When referencing names of variables to drop the - (minus) symbol is outside the c() vector of names. This is different from when numbers are dropped. When dropping numbers the - (minus) symbols is inside the c() vector.


Selecting Random Samples from a Data Object


You can randomly sample from a data object using sample(DataObject, NumberSamples), where DataObject is the data object from which the sample is to be drawn, and NumberSamples is the desired sample size. An important option is sampling with (replace= T) or without (replace = F) replacement. The default is without replacement.

WARNING!!
NA can be sampled using sample(). If there is no desire to have NA in the sample, remove observations with NA from data object before sampling (e.g., na.omit(), see Module 3.3).

More complex sampling strategies (e.g., multi-stage) can be accomplished using the sampling and survey packages.

# assume m1 from Exercise #6
  sample(m1$catno, 7)  # sample 7 obs from var=catno w/out replacement (default)
## [1] 26500 91354 27669 26566 27670 17582 27667
  sample(m1$catno, 7, replace = T)  # sample 7 obs with replacement
## [1] 17580 17573 17576 17581 17579 26566 17582

Note that in the first output vector CATNO’s were selected only once. In the second, several CATNO’s were selected more than once.

In addition, each run of sample() generates a new, unique selection of samples. This is because the sample() (and all of the other R sampling) function draws on your CPU clock to start the random number seed. If you wish to ensure that you can duplicate the sample you need to use set.seed(YourNumbers). The YourNumbers can then applied using the set.seed() function each time you sample. This ensures repeatability in your samples.

WARNING!!
If for any reason whatsoever you feel there might be a post-analysis request to perfectly reproduce the samples selected in your work, use set.seed(). Otherwise there is virtually no way you can recover the internal CPU clock seed.

# set a seed; make it a simple number you can always remember
  set.seed(1234)  # hard to forget this one ...
# run with seed set as 1234
  sample(m1$catno, 7)  # sample 5 obs from var=catno w/out replacement (default)
## [1] 17574 26500 17582 17581 26566 17580  9316
# run again w/out seed set; NOTE different catno's
  sample(m1$catno, 7)  # sample 5 obs from var=catno w/out replacement (default)
## [1] 17576 26500 17580 27670 27669 17575 26566
# run with seed set as 1234
  set.seed(1234)  # set seed; NOTE catno's identocal with first sample
  sample(m1$catno, 7)  # sample 5 obs from var=catno w/out replacement (default)
## [1] 17574 26500 17582 17581 26566 17580  9316

Summary of Module 4.3 functions


Basic calls related subsetting data are:

  • subset() => Extract rows and/or columns based on condition
  • [rows, columns] => Data object rows, columns identified by numeric sequence or name to keep or drop
  • sample() => Random sample of selected size from a data object

Exercise #12


Data for this exercise are in: ../baseR-V2016.2/data/exercise_dat.

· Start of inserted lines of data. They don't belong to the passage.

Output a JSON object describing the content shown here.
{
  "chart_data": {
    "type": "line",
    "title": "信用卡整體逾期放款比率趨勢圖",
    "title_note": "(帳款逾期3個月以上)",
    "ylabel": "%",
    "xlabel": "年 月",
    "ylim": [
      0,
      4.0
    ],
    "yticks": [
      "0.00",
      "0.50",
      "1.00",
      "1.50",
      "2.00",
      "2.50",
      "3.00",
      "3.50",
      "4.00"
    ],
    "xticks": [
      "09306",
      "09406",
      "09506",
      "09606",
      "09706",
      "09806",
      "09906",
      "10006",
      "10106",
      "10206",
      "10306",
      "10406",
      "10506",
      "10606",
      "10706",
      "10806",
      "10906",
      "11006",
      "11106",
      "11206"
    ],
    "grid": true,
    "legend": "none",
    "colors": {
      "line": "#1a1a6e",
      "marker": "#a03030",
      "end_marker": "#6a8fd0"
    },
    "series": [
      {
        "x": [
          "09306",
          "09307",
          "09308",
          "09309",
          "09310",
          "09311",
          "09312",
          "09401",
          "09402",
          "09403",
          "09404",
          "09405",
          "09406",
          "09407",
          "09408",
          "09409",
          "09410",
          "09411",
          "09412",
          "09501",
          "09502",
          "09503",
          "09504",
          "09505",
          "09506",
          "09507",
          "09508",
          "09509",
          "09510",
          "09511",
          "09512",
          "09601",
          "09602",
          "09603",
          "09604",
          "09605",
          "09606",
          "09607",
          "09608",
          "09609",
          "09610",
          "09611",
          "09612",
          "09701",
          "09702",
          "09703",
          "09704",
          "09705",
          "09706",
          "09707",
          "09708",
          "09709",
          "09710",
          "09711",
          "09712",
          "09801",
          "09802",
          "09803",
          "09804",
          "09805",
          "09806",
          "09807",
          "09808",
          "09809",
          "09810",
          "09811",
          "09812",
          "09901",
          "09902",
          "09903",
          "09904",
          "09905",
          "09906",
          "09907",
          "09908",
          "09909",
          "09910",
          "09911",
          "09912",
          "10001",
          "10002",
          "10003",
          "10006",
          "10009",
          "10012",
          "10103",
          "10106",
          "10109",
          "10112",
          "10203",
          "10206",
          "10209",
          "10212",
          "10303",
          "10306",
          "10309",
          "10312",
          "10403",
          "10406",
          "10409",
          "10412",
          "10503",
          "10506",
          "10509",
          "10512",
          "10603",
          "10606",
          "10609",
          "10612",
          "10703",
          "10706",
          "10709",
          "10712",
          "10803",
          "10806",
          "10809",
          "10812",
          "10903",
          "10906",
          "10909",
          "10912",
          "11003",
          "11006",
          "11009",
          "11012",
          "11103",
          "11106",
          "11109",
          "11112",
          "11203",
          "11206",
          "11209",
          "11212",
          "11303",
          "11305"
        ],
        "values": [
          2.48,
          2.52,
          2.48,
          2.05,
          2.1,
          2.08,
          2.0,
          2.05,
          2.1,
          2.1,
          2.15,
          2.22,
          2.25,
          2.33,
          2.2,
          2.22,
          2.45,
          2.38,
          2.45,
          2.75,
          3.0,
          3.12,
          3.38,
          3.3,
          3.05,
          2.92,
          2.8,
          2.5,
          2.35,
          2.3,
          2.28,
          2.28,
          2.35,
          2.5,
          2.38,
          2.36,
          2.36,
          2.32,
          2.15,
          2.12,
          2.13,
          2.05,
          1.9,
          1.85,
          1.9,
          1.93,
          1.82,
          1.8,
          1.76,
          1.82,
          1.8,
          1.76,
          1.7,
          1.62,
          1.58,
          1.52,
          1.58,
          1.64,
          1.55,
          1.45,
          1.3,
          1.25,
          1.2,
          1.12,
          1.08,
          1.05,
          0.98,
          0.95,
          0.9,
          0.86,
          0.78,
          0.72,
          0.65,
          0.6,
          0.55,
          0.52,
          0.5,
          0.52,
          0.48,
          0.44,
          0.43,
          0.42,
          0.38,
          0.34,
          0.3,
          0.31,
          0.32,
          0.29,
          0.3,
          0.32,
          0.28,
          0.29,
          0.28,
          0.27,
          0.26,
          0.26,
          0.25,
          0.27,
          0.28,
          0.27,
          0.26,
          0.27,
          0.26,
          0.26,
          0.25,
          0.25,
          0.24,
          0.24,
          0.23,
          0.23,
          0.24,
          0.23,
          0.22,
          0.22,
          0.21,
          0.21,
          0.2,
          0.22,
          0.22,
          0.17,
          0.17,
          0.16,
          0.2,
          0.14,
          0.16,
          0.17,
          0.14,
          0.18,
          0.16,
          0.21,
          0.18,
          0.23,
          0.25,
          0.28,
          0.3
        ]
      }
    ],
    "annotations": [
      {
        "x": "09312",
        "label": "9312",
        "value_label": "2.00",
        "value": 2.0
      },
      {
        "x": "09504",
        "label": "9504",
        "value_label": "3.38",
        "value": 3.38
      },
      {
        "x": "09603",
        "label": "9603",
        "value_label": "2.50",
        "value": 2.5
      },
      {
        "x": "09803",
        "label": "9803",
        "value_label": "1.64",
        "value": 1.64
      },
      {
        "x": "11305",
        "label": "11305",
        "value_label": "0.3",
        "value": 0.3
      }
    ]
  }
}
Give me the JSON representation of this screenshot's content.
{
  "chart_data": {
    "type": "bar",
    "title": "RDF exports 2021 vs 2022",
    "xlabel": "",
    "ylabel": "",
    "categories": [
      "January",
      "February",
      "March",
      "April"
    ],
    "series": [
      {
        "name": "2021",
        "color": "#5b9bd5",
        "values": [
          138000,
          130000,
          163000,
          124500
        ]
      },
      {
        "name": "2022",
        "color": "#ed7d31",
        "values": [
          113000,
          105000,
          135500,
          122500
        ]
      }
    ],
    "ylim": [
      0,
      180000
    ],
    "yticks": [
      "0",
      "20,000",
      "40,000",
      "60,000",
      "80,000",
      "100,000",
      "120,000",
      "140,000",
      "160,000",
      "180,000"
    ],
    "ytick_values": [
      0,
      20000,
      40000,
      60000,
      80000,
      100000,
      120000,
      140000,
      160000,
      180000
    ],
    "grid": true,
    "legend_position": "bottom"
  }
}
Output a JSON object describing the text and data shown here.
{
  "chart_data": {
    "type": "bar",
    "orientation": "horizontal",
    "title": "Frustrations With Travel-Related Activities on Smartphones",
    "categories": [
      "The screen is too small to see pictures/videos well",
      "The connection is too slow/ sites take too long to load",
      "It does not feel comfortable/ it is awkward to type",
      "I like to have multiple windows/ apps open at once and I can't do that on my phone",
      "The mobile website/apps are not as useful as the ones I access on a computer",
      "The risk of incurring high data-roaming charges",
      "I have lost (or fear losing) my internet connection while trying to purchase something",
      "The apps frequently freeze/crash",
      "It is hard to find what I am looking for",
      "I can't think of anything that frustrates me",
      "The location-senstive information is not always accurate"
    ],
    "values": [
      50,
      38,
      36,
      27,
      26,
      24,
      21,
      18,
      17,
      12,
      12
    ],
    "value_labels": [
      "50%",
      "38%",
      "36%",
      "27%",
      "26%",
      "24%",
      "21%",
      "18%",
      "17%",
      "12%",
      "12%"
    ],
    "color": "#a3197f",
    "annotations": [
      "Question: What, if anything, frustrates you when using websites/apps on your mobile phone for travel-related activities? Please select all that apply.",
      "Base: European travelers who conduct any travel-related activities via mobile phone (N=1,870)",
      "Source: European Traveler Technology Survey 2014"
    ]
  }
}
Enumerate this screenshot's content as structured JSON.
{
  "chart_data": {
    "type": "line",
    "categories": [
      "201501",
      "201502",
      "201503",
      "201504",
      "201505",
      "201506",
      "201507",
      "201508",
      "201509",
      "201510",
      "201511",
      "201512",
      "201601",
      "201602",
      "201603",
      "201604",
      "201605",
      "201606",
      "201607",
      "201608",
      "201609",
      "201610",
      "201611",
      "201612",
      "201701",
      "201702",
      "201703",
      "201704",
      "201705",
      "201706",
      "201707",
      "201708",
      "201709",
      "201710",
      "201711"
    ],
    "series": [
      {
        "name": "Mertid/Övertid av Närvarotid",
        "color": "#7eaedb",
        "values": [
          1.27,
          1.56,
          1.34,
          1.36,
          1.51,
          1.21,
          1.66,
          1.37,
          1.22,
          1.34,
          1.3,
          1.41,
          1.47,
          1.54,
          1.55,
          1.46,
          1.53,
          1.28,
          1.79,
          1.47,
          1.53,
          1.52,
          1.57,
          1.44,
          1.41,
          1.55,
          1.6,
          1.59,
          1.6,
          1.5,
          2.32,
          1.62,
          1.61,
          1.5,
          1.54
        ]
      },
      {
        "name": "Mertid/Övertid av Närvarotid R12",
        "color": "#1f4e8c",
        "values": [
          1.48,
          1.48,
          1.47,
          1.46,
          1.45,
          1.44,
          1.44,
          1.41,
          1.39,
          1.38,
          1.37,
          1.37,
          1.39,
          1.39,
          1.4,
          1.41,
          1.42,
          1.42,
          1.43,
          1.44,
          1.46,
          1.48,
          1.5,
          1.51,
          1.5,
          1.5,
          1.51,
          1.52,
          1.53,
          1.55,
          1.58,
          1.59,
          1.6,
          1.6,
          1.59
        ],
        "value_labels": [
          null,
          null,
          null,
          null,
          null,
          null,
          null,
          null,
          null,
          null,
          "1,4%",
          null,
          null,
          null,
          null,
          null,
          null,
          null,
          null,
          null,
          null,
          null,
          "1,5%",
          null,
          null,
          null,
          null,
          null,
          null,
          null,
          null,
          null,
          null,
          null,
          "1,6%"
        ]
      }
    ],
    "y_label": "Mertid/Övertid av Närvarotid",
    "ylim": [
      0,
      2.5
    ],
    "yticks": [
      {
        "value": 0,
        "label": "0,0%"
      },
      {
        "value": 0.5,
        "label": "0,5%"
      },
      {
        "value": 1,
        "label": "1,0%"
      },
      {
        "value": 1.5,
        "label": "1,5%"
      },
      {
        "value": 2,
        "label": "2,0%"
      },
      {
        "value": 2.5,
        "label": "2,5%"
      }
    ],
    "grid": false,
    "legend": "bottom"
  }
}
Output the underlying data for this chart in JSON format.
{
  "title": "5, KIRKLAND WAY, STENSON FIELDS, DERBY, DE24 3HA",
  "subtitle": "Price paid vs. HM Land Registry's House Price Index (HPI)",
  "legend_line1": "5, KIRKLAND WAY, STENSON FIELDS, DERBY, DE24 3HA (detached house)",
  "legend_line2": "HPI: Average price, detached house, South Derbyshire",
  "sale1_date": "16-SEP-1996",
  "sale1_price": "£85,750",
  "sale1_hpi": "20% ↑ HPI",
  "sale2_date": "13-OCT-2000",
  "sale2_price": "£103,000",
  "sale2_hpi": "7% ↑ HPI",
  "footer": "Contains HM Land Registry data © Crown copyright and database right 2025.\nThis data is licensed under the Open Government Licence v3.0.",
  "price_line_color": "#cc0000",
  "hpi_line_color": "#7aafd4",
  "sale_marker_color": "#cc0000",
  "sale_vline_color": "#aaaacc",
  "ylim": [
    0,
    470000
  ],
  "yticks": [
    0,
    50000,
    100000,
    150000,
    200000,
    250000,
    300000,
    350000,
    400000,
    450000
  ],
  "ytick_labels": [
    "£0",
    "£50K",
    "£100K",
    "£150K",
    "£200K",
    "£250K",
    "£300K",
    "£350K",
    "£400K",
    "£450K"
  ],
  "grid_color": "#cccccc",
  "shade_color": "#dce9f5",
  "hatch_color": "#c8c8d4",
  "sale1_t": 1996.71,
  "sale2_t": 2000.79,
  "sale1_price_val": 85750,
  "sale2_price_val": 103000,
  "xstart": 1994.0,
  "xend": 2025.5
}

The dataset lichens_environ.csv includes attribute information on locations of lichens in the Pacific Northwest. From these data:

  • Extract the topographic variables for all observations where species LobaOreg=1
  • What is the size of this resultant data object?
  • Create a new lichen data object of all Pseu* species, PlotNum, and all climate variables starting with the letter=t (for temperature) ONLY
  • What is the size of this resultant data object?
  • Note there are 7 8-character species names (columns 2:8).
    Convert these to 4-character names, using the first 2 letters of each name, and replace the original names in the dataset with the new ones
  • Obtain a sample of size 210 from all the data (i) with and (ii) without replacement (use variable PlotNum as sample key)
  • Save these samples as two separate data objects
  • What is the number of unique observations (i.e., PlotNum) in each data object?

END MODULE 4.3